From Progarchives.com, the ultimate progressive rock music website

alainPP
5 stars 1. Unfinished Allegro with the classic intro that makes your ears prick up, let's be wise; the intro that smells good of hard bands such as 2. Carry On comes next, prog metal, finally hard of the time with the freshness of André's typical voice and his synths, yes keyboards on it; prog metal exploded with DREAM THEATER and ANGRA rushed into the breach, with their well-tempered style... ah this fake violin and this vocal 3. Time suit, a cloying ballad with a soaked vein... again yes but we are on metal!

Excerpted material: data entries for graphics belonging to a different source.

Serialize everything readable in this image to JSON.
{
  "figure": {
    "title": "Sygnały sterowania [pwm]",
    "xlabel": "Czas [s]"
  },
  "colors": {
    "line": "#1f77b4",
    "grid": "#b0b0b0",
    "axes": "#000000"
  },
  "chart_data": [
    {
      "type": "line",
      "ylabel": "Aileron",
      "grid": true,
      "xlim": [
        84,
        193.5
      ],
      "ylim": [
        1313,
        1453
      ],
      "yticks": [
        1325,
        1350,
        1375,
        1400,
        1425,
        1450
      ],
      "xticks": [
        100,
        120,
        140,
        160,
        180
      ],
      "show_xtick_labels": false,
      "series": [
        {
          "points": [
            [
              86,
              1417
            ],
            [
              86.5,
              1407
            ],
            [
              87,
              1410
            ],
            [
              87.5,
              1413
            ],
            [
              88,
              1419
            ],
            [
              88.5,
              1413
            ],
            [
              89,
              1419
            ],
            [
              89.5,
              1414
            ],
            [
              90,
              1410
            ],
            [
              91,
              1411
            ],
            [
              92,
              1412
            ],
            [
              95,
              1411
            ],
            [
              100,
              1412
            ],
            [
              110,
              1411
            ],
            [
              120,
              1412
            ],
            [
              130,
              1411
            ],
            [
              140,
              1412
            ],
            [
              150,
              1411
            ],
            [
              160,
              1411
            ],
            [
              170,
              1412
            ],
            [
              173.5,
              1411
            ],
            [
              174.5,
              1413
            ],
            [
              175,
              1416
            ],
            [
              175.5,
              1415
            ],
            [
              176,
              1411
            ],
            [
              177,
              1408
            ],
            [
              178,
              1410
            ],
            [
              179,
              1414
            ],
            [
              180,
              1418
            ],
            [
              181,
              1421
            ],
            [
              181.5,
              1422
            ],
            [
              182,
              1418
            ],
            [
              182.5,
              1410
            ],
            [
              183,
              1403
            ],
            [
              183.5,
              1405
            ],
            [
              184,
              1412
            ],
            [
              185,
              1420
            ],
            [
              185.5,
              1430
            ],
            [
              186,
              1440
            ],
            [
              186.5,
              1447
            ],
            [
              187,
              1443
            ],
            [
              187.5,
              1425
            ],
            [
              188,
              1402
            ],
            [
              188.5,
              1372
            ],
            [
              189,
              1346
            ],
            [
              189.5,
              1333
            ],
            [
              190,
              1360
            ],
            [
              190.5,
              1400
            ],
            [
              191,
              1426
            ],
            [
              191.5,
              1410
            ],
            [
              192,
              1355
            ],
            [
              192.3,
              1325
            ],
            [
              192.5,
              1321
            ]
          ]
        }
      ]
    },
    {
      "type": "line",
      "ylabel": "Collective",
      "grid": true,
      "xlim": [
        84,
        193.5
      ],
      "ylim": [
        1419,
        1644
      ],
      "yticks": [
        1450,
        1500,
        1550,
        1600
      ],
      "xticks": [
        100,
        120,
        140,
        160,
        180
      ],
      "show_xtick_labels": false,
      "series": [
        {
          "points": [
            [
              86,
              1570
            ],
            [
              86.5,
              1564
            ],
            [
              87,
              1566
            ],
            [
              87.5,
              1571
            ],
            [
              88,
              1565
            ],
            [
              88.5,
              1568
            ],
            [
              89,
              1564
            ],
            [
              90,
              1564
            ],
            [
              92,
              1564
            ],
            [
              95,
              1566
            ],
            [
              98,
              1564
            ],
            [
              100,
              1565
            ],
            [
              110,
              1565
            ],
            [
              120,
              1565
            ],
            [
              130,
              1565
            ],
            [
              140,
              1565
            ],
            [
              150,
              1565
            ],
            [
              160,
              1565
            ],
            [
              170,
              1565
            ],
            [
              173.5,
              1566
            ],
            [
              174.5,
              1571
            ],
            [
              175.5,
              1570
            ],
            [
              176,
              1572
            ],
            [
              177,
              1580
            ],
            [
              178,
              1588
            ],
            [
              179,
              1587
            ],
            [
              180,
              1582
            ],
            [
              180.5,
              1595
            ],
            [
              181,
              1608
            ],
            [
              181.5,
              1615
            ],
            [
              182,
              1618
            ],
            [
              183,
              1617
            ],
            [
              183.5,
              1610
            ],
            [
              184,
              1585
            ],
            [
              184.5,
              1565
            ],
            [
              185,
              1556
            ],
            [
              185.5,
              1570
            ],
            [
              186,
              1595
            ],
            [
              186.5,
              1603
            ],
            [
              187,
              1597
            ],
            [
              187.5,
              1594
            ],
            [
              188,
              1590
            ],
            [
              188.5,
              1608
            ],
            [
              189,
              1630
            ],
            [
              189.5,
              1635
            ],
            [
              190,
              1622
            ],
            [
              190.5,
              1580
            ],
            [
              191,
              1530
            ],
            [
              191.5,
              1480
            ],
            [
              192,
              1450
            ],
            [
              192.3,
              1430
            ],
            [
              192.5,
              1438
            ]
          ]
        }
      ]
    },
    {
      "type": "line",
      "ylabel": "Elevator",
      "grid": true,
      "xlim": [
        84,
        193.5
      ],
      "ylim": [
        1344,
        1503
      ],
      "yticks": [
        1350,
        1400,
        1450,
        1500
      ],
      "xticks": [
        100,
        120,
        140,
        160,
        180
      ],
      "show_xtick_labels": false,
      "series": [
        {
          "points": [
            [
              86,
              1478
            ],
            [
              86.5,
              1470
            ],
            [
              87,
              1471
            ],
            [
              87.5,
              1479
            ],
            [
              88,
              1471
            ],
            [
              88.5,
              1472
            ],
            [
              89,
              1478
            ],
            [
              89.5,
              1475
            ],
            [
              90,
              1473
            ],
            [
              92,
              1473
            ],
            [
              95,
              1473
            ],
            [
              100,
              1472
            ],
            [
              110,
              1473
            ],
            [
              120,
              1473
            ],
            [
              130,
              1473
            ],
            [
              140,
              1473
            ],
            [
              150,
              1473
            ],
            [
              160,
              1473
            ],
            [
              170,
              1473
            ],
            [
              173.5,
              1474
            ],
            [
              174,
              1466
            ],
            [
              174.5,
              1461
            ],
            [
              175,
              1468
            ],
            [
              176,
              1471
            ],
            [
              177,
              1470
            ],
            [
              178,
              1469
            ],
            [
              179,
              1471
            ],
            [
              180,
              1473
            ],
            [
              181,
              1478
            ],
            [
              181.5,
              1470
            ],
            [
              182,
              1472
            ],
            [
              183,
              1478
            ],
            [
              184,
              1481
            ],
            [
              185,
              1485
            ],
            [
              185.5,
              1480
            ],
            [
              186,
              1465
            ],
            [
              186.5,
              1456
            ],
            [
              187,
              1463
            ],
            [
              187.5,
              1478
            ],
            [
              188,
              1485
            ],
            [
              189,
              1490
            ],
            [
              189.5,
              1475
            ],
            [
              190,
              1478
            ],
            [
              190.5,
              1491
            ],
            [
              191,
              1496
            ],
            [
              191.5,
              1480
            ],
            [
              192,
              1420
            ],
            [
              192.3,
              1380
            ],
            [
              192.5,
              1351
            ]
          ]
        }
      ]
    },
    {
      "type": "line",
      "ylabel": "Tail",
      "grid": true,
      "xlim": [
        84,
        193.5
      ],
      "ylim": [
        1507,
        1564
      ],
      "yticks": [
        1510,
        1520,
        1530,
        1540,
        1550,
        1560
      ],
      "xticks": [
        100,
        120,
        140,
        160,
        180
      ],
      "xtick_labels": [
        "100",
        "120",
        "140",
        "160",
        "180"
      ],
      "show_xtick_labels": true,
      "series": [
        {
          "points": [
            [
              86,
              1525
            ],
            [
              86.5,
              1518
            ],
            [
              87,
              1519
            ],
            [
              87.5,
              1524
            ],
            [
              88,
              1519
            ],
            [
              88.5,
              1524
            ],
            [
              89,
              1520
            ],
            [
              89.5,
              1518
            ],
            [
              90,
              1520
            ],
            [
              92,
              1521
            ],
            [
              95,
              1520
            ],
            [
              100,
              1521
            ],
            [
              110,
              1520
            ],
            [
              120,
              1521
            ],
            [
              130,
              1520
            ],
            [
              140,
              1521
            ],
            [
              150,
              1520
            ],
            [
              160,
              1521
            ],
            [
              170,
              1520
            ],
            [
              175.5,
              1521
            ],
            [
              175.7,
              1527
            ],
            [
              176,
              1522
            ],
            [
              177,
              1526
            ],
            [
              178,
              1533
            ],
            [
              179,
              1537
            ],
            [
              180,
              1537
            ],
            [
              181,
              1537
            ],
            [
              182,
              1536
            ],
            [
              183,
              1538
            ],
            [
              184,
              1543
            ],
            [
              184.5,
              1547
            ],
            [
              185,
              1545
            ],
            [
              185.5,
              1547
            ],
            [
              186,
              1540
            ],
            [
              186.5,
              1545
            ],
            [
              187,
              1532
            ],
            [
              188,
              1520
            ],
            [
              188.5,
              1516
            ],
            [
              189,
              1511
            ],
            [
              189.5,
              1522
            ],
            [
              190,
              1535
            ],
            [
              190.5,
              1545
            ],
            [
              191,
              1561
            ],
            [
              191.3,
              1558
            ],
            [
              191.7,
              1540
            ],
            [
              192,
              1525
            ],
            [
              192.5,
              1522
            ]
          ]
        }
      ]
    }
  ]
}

In short, it rises suddenly with the demonstrative riff, the incisive guitars of Kiko and Rafael and the keyboards of André who does a lot on this album; easy to access title with a playful guitar solo that is a pleasure to listen to and the voice that will become one of the most beautiful in the style 4. Angels Cry arrives, drum roll and metallic fishing sprinkled with a hell of a solo from the start; Alex who hits as best he can on his drums and who will later go to RHAPSODY, for an even fruitier Hollywood metal genre; in short we are at the oriental break suddenly, finally maybe even South American; the variation goes on an apocalyptic thrash metal atmosphere with a sampled violin at the end that leaves you speechless; come on, we close our eyes and imagine RAINBOW with Ritchie who plagiarizes classical to the max. One of the album's standout tracks for its finely crafted composition 5. Stand Away drives the point home with a half-classical, half-symphonic allegro, or the grandiose association of a new musical genre, think of classical orchestration on a heavy background, the guaranteed high I've been dreaming of for so long; needless to say that ANGRA will become one of my flagship bands from this day on, thereby demonstrating that prog is much more beautiful when it's powerful; ah this flight of violins, ah this riff, ah ah ha 6. Never Understand follows, MAIDEN-style rhythm and heady folk pad; a dithyrambic intro climb then the most difficult composition to access, weaving between conventional hard soft and captivating rhythm; there is a bit of everything, the tempo slows down, the vocals are meant to be viscous, the latency of hard rock art before the fury of the guitar solo as energetic as possible

7. Wuthering Heights for the cover, yes there was Pat BENATAR with his sensual voice, here it is Andre who overwhelms us on this progressively intoxicating title, superb 8. Streets Of Tomorrow bursts in, syncopated riff on a pregnant bass: it's nervous, come on the B-side title, yes you need one per album; good but developing a predictable piece, I have to wait for the guitar solo to fly away; good given the debauchery of quality since the beginning, I had to find fault 9. Evil Warning ... yes later listening to RHAPODY I will understand ... cheerful melody, drums that clean the speakers, the keyboard in the background and the guitars that roar, we are well, well on hard prog finally ANGRA. It's strong, violent but catchy; halfway through the progressive break, yes in hard it can be very beautiful and much more structured, less evasive than in prog pure and simple; well the violin in frenetic allegro, the river melody that doesn't stop; bam the vocal gets involved, Hollywood had its roots here in my opinion; the pompous end to make you swoon 10. Lasting Child with its 2 parts and its classical piano intro, solemn, Andre for the cloying ballad, of all beauty; the composition to highlight his voice, to do something other than a slow hard, a grandiose nursery rhyme piece; the RONDO break all in sensitivity, calm, posed before leaving on the solemn anthem on a lunar decrescendo.